Much easier it was to reconstruct what had happened than it was to answer the first question as to where he was. Beyond the fact that he was in some dark place—very dark—and that it was damp and noisome, Tom could not imagine where he had been taken.
It was coming back to him now, and he helped his dazed brain to clear by talking aloud to himself. He realized that he was alone—or so he judged—for his first exclamation after recovering consciousness had brought forth no answer.
“Let’s see now,” mused the youth. “I knocked off Barsky’s wig and false beard and saw that he had close-cropped red hair. This makes him, beyond doubt, the scoundrel who attacked dad and the others. It also makes me think this Barsky is a prison bird, or has been at one time.
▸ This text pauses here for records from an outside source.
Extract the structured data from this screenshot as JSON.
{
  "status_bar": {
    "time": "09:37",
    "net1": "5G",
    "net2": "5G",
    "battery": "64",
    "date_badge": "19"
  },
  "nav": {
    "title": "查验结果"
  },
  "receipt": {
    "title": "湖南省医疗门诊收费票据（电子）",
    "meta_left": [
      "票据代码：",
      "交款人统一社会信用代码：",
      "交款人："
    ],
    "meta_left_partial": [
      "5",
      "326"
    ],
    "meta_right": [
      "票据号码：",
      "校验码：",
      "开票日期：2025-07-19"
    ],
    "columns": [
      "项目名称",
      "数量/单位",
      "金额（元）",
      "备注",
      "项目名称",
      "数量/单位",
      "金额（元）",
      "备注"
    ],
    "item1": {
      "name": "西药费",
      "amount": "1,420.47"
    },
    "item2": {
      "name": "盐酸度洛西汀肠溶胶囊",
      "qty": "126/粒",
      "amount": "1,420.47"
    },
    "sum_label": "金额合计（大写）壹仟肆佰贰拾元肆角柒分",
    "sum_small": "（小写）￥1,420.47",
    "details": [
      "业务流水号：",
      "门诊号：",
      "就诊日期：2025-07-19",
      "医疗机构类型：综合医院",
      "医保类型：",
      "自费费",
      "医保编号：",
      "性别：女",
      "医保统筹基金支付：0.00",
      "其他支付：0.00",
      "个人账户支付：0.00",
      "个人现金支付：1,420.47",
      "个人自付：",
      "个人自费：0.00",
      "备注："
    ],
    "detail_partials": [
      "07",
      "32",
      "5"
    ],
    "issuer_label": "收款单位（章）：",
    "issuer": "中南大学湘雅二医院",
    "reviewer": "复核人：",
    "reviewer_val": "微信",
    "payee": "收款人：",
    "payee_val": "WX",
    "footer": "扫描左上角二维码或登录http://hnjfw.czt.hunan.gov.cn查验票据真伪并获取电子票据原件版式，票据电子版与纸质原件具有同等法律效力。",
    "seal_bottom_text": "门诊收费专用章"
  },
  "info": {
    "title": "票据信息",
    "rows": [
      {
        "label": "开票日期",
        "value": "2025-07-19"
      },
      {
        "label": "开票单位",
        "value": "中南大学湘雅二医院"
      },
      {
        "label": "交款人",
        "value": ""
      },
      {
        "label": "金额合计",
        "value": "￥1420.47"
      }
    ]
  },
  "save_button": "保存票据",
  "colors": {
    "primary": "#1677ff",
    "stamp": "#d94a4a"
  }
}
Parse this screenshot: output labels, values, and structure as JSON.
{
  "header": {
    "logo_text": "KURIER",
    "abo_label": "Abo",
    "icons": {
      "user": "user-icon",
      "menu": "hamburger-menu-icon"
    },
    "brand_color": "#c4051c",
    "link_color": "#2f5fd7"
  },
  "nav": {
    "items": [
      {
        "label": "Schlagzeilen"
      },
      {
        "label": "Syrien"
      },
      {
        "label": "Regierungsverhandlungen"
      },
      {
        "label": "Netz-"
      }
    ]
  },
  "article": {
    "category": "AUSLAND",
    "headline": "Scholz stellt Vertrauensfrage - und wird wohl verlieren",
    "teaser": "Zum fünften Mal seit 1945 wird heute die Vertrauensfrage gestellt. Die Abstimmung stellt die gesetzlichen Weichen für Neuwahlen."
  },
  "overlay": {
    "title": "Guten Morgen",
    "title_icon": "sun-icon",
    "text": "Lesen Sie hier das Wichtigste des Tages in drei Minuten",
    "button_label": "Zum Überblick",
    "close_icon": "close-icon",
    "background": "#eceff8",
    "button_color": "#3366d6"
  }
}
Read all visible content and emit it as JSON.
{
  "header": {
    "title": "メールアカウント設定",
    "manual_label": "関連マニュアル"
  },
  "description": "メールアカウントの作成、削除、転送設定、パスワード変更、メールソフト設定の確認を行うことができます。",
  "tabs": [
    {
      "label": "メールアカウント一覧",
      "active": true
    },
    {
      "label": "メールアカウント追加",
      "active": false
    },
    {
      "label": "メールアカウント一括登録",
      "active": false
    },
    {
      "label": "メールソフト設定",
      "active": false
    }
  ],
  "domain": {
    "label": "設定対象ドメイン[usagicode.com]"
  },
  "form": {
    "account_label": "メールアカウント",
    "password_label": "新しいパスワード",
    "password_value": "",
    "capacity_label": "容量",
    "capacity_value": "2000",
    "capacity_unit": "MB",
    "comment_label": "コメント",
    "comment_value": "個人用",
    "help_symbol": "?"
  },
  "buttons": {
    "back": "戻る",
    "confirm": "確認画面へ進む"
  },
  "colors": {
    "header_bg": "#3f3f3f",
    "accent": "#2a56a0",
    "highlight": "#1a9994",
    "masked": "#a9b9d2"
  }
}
“He got mad when I fired him, and he came at me. I remember that, but it’s the last thing I do remember. He must have given me a crack on the head with a black-jack and knocked me out. It happened in the little passage near the experiment room, and no one saw it. Then he must have tied me up and carried me here—wherever this is.”
And Tom would have given a goodly sum, just then, to know exactly where he was. It did not seem possible that Barsky could have packed him into an automobile and carried him far away.
“He would have been seen by some one in the office or the shops,” reasoned Tom. “Therefore I must be hidden in some place not very far from my own home or the office. Now where is there a locality like this around our shops?”
Having thus considerably narrowed the inquiry, Tom further simplified it by a process of elimination. He sensed that he was in some place below the level of the ground. The close, stuffy atmosphere of his prison proved that.